White nationalist Jared Taylor speaks during the International Russian Conservative Forum in Saint-Petersburg in 2015— (OLGA MALTSEVA/AFP/Getty Images)
Ms Wax inviting the white supremacist onto campus “crosses the line of what is acceptable in a University environment where principles of non-discrimination apply,” Mr Ruger wrote in a report in June 2022.

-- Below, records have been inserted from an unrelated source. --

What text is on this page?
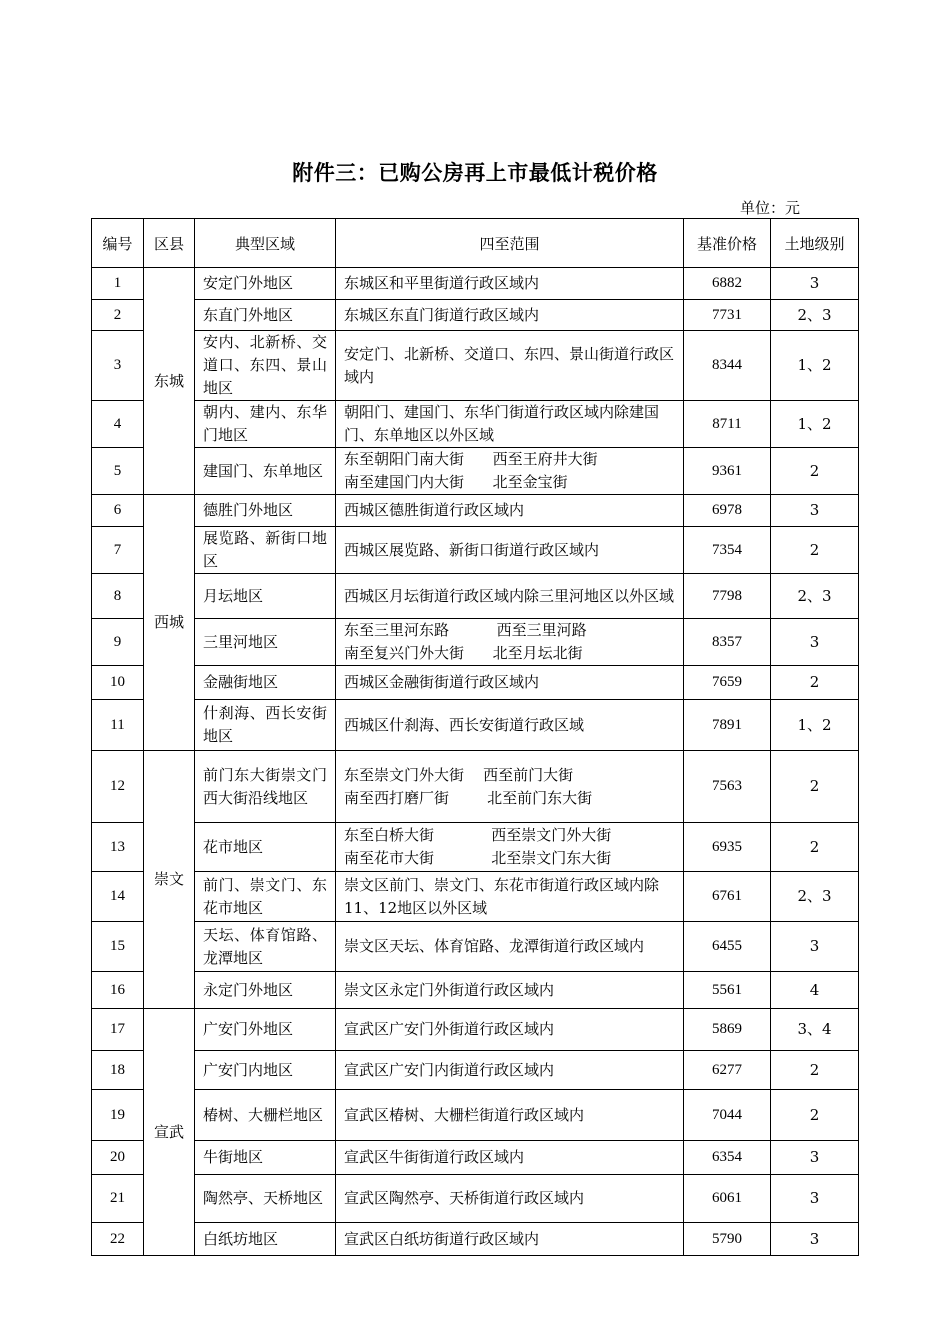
附件三：已购公房再上市最低计税价格
单位：元
编号	区县	典型区域	四至范围	基准价格	土地级别
1	东城	安定门外地区	东城区和平里街道行政区域内	6882	3
2		东直门外地区	东城区东直门街道行政区域内	7731	2、3
3		安内、北新桥、交道口、东四、景山地区	安定门、北新桥、交道口、东四、景山街道行政区域内	8344	1、2
4		朝内、建内、东华门地区	朝阳门、建国门、东华门街道行政区域内除建国门、东单地区以外区域	8711	1、2
5		建国门、东单地区	东至朝阳门南大街      西至王府井大街
南至建国门内大街      北至金宝街	9361	2
6	西城	德胜门外地区	西城区德胜街道行政区域内	6978	3
7		展览路、新街口地区	西城区展览路、新街口街道行政区域内	7354	2
8		月坛地区	西城区月坛街道行政区域内除三里河地区以外区域	7798	2、3
9		三里河地区	东至三里河东路          西至三里河路
南至复兴门外大街      北至月坛北街	8357	3
10		金融街地区	西城区金融街街道行政区域内	7659	2
11		什刹海、西长安街地区	西城区什刹海、西长安街道行政区域	7891	1、2
12	崇文	前门东大街崇文门西大街沿线地区	东至崇文门外大街    西至前门大街
南至西打磨厂街        北至前门东大街	7563	2
13		花市地区	东至白桥大街            西至崇文门外大街
南至花市大街            北至崇文门东大街	6935	2
14		前门、崇文门、东花市地区	崇文区前门、崇文门、东花市街道行政区域内除11、12地区以外区域	6761	2、3
15		天坛、体育馆路、龙潭地区	崇文区天坛、体育馆路、龙潭街道行政区域内	6455	3
16		永定门外地区	崇文区永定门外街道行政区域内	5561	4
17	宣武	广安门外地区	宣武区广安门外街道行政区域内	5869	3、4
18		广安门内地区	宣武区广安门内街道行政区域内	6277	2
19		椿树、大栅栏地区	宣武区椿树、大栅栏街道行政区域内	7044	2
20		牛街地区	宣武区牛街街道行政区域内	6354	3
21		陶然亭、天桥地区	宣武区陶然亭、天桥街道行政区域内	6061	3
22		白纸坊地区	宣武区白纸坊街道行政区域内	5790	3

“Taylor’s explicit racism, hate-speech, and white supremacy contravenes the University’s express policies and mission, and his white supremacist ideology has been associated closely with those perpetrating violence towards minorities in this country and others. In both promoting this ideology herself, bestowing an honorific guest lecturer role on Taylor, and importing his views into our curriculum, Wax has caused profound harm to our students and faculty, and her escalating pattern of behaviour raises risks of increased harm,” Mr Ruger’s report stated.
The report also included a lengthy list of indents in which Ms Wax has used racist, homophobic, sexist and xenophobic behaviour, such as “stating that “our country will be better off with more whites and fewer nonwhites”.”
In 2018, Ms Wax was previously barred from teaching first-year law after a series of racist comments got the attention of the dean.
In January of this year, Ms Wax filed a grievance against Mr Ruger, stating that her academic freedoms were at stake and that she could be fired or suspended.
“Dean Ruger has grievously harmed Prof. Wax by seeking to punish her for deviating from a narrow set of acceptable opinions, thus effectively imposing a rigid orthodoxy of permissible speech and expression at the Law School,” Ms Wax wrote in the grievance.
She asked for her first-year class back, yet did not seem to have any remorse for the racist opinions that she relayed to both students and the press. In fact, she alluded, in a webinar by the Foundation of Individual Rights and Expression, that many of Mr Ruger’s allegations were true, according to the Daily Pennsylvanian.
Ms Wax claims that Mr Taylor’s previous visit to the university was approved by administrators and even reimbursed the lunch she set while he spoke.